Angry Birds et Candy Crush sont-ils des repères de terroristes ? Peut-être selon la NSA

De nouvelles informations au sujet des méthodes d’espionnage de la NSA révèlent que l’agence de sécurité américaine utilise les données des applications des smartphones pour obtenir l’âge, la localisation ou l’orientation sexuelles des personnes ciblées.

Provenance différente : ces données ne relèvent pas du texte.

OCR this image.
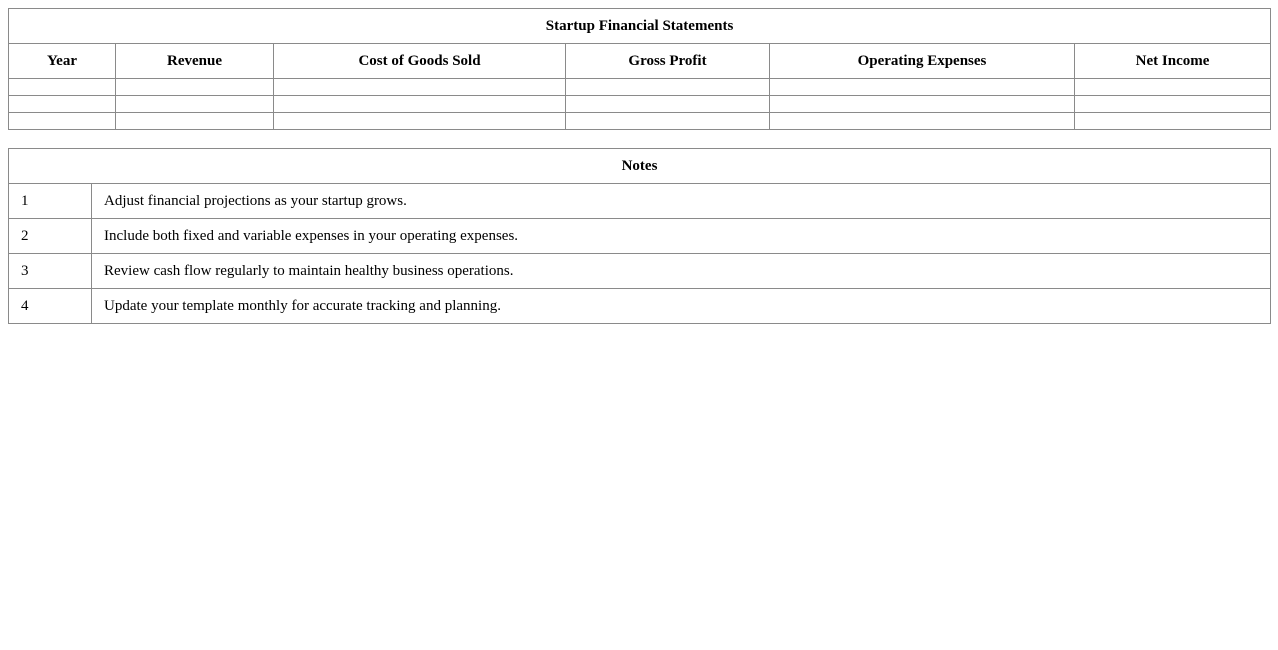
Startup Financial Statements					
Year	Revenue	Cost of Goods Sold	Gross Profit	Operating Expenses	Net Income

Notes	
1	Adjust financial projections as your startup grows.
2	Include both fixed and variable expenses in your operating expenses.
3	Review cash flow regularly to maintain healthy business operations.
4	Update your template monthly for accurate tracking and planning.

Cela fait désormais plus de sept mois que les premières révélations d’Edward Snowden ont commencé. D’abord en révélant l’existence du programme Prism de la NSA et du FBI, puis en fournissant de nombreux documents classifiés pour alerter sur les intrusions dans la vie privée commises par l’agence américaine au nom de la sécurité. Ce mardi, ce sont le Guardian et le New York Times qui révèlent de nouvelles informations concernant les données espionnées par la NSA.

D’après des documents classifiés fournis par Edward Snowden, ancien prestataire de la NSA, l’agence américaine, et son homologue britannique, auraient accès aux données stockées par plusieurs dizaines d’applications pour smartphone comme Angry Birds. En interceptant les données émises par les applications pour smartphones et envoyées en ligne, les agences de renseignement peuvent alors obtenir de nombreuses informations personnelles comme le modèle du téléphone et la taille d’écran ou l’âge, le genre, la géolocalisation, voire même l’orientation sexuelle de la personne ciblée, en fonction des données fournies par l’utilisateur à l’application. « Une application citée dans les documents envoie même des préférences sexuelles spécifiques comme si l’utilisateur est, ou non, échangiste », explique le Guardian. On y apprend ainsi que, pour la NSA, le « scénario parfait », permettant d’obtenir les plus d’informations sur un utilisateur, est quand il « met en ligne une photo sur un site social avec un appareil mobile ».

Une interception au sein même du réseau mobile

Pour obtenir de telles informations, contrairement au programme Prism, la NSA et l’agence britannique n’accèdent pas directement aux serveurs des applications vers lesquels les informations sont stockées, parfois expurgées d’une bonne part des données, mais les interceptent directement sur le réseau au niveau des antennes. « Ces informations sont particulièrement utiles pour l’agence puisque les données sont souvent faiblement chiffrées sur de tels réseaux et qu’elles incluent des informations supplémentaires comme l’identifiant de l’appareil ou le numéro de téléphone », explique le Guardian.

Néanmoins, comme le précise le New York Times, « l’échelle et les spécificités techniques de l’acheminement des données ne sont pas claires ». Les documents révélés par Edward Snowden n’entrent en effet pas dans les détails et ne font que fixer des objectifs. Pour la NSA, interrogée par le Guardian, cette collecte d’informations ne touche que des « cibles valides de renseignements étrangers » et non pas des citoyens américains.